Feita a ressalva, é impressionante como o documentário revela o que, naquela filmografia tão subvalorizada, estava diante dos nossos olhos e no entanto não víamos, pelo menos não com a devida atenção: referências não apenas ao arbítrio militar, mas às contradições sociais, à segregação racial, às questões de gênero, às mudanças de costumes e às reações a elas, à avassaladora presença da televisão e da publicidade, ao avanço da sociedade de consumo.

Interessante mesmo seria observar a recepção de Histórias que nosso cinema (não) contava por diferentes plateias, em termos de faixa etária (quem viveu e quem não viveu aquela época) e de extração social. Uma coisa é certa: o público popular que lotava os cinemas para ver aquelas pornochanchadas não existe mais.
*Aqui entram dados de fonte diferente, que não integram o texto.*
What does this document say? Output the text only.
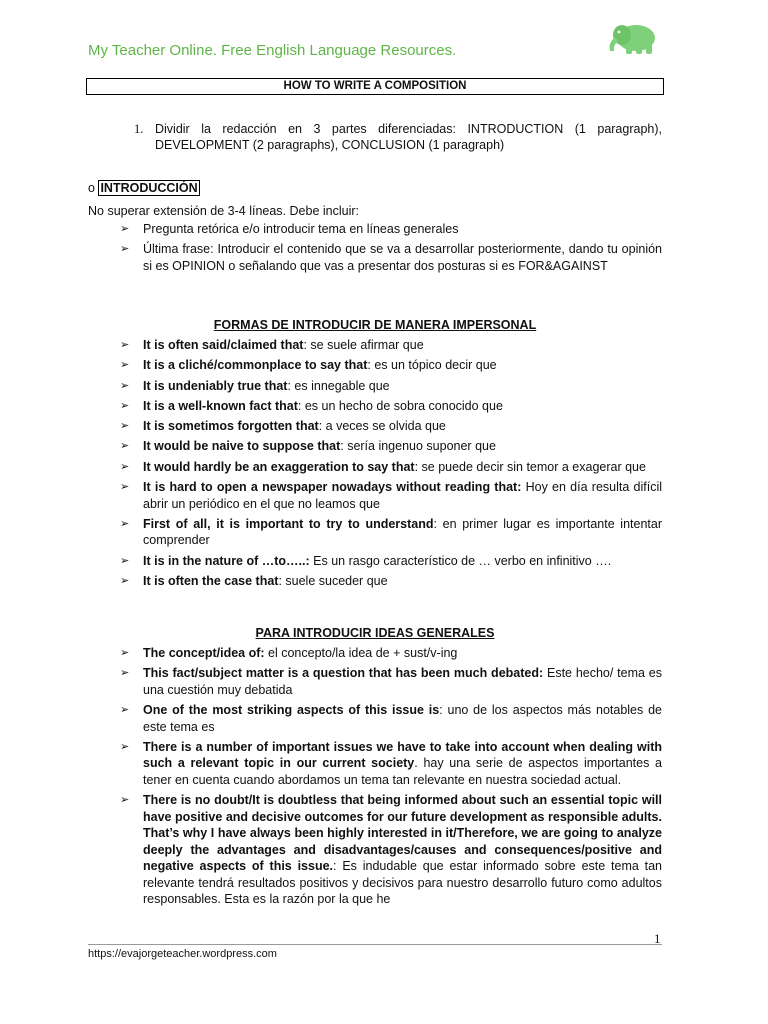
My Teacher Online. Free English Language Resources.
HOW TO WRITE A COMPOSITION
1. Dividir la redacción en 3 partes diferenciadas: INTRODUCTION (1 paragraph), DEVELOPMENT (2 paragraphs), CONCLUSION (1 paragraph)
o INTRODUCCIÓN
No superar extensión de 3-4 líneas. Debe incluir:
➢ Pregunta retórica e/o introducir tema en líneas generales
➢ Última frase: Introducir el contenido que se va a desarrollar posteriormente, dando tu opinión si es OPINION o señalando que vas a presentar dos posturas si es FOR&AGAINST
FORMAS DE INTRODUCIR DE MANERA IMPERSONAL
➢ It is often said/claimed that: se suele afirmar que
➢ It is a cliché/commonplace to say that: es un tópico decir que
➢ It is undeniably true that: es innegable que
➢ It is a well-known fact that: es un hecho de sobra conocido que
➢ It is sometimos forgotten that: a veces se olvida que
➢ It would be naive to suppose that: sería ingenuo suponer que
➢ It would hardly be an exaggeration to say that: se puede decir sin temor a exagerar que
➢ It is hard to open a newspaper nowadays without reading that: Hoy en día resulta difícil abrir un periódico en el que no leamos que
➢ First of all, it is important to try to understand: en primer lugar es importante intentar comprender
➢ It is in the nature of …to…..: Es un rasgo característico de … verbo en infinitivo ….
➢ It is often the case that: suele suceder que
PARA INTRODUCIR IDEAS GENERALES
➢ The concept/idea of: el concepto/la idea de + sust/v-ing
➢ This fact/subject matter is a question that has been much debated: Este hecho/ tema es una cuestión muy debatida
➢ One of the most striking aspects of this issue is: uno de los aspectos más notables de este tema es
➢ There is a number of important issues we have to take into account when dealing with such a relevant topic in our current society. hay una serie de aspectos importantes a tener en cuenta cuando abordamos un tema tan relevante en nuestra sociedad actual.
➢ There is no doubt/It is doubtless that being informed about such an essential topic will have positive and decisive outcomes for our future development as responsible adults. That’s why I have always been highly interested in it/Therefore, we are going to analyze deeply the advantages and disadvantages/causes and consequences/positive and negative aspects of this issue.: Es indudable que estar informado sobre este tema tan relevante tendrá resultados positivos y decisivos para nuestro desarrollo futuro como adultos responsables. Esta es la razón por la que he
1
https://evajorgeteacher.wordpress.com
Nas últimas décadas houve uma elitização do circuito exibidor, e a demanda popular por ficção e entretenimento passou a ser suprida hegemonicamente pela TV.

Autorreferência e metalinguagem

O próprio cinema é também, desde o título, o tema central de Um filme de cinema, de Thiago B. Mendonça, vencedor do Aurora do ano passado com Jovens infelizes. Desta vez, trata-se de uma curiosa ficção “familiar” estrelada pelas duas filhas do diretor, em especial Bebel, de uns oito anos, que deseja fazer um filme para a escola e pede emprestada a câmera do pai (Rodrigo Scarpelli), um cineasta em crise criativa.

Essa história singela, que espelha parcialmente a própria situação familiar do diretor, acaba assumindo um tom de fábula infantil que homenageia o “primeiro cinema” (de Lumière e Méliès a Chaplin e Buster Keaton) como um território de descoberta, invenção e poesia análogo à infância. A articulação de cenas dos filmes mudos com a narrativa familiar nem sempre funciona bem, e a encenação parece por vezes um tanto frouxa, mas o resultado final é mais que simpático e deixa a sensação de que tudo o que veio depois já estava inscrito, ao menos em potência, naquele cinema dos pioneiros.

Por fim, Subybaya, de Leo Pyrata, é uma comédia metalinguística centrada na construção de uma personagem feminina no Brasil de hoje e nas questões de gênero que isso suscita. O desenvolvimento da narrativa, que acompanha o dia a dia de uma jovem insatisfeita de classe média de Belo Horizonte, é pontuado por críticas de um grupo de implacáveis espectadoras feministas. A piada se completa com a atuação do próprio diretor como um personagem de macho cafajeste. O tom é um tanto juvenil, com uma autocrítica que acaba funcionando como autodefesa, mas não deixa de ser divertido.

Dito tudo isso, o grande mérito da Mostra de Tiradentes dos últimos anos – revelar e fomentar uma produção inquieta, à margem do mercado – traz também um risco e um desafio. O risco é de que esse oásis de liberdade criativa se torne uma bolha, uma redoma, em que os realizadores dialoguem somente com seus pares e com o público cinéfilo local, que se habituou à “estranheza” de seus filmes. O desafio é não deixar que isso aconteça, é ajudar essa produção a ganhar visibilidade e encontrar suas plateias. Quem disse que é fácil?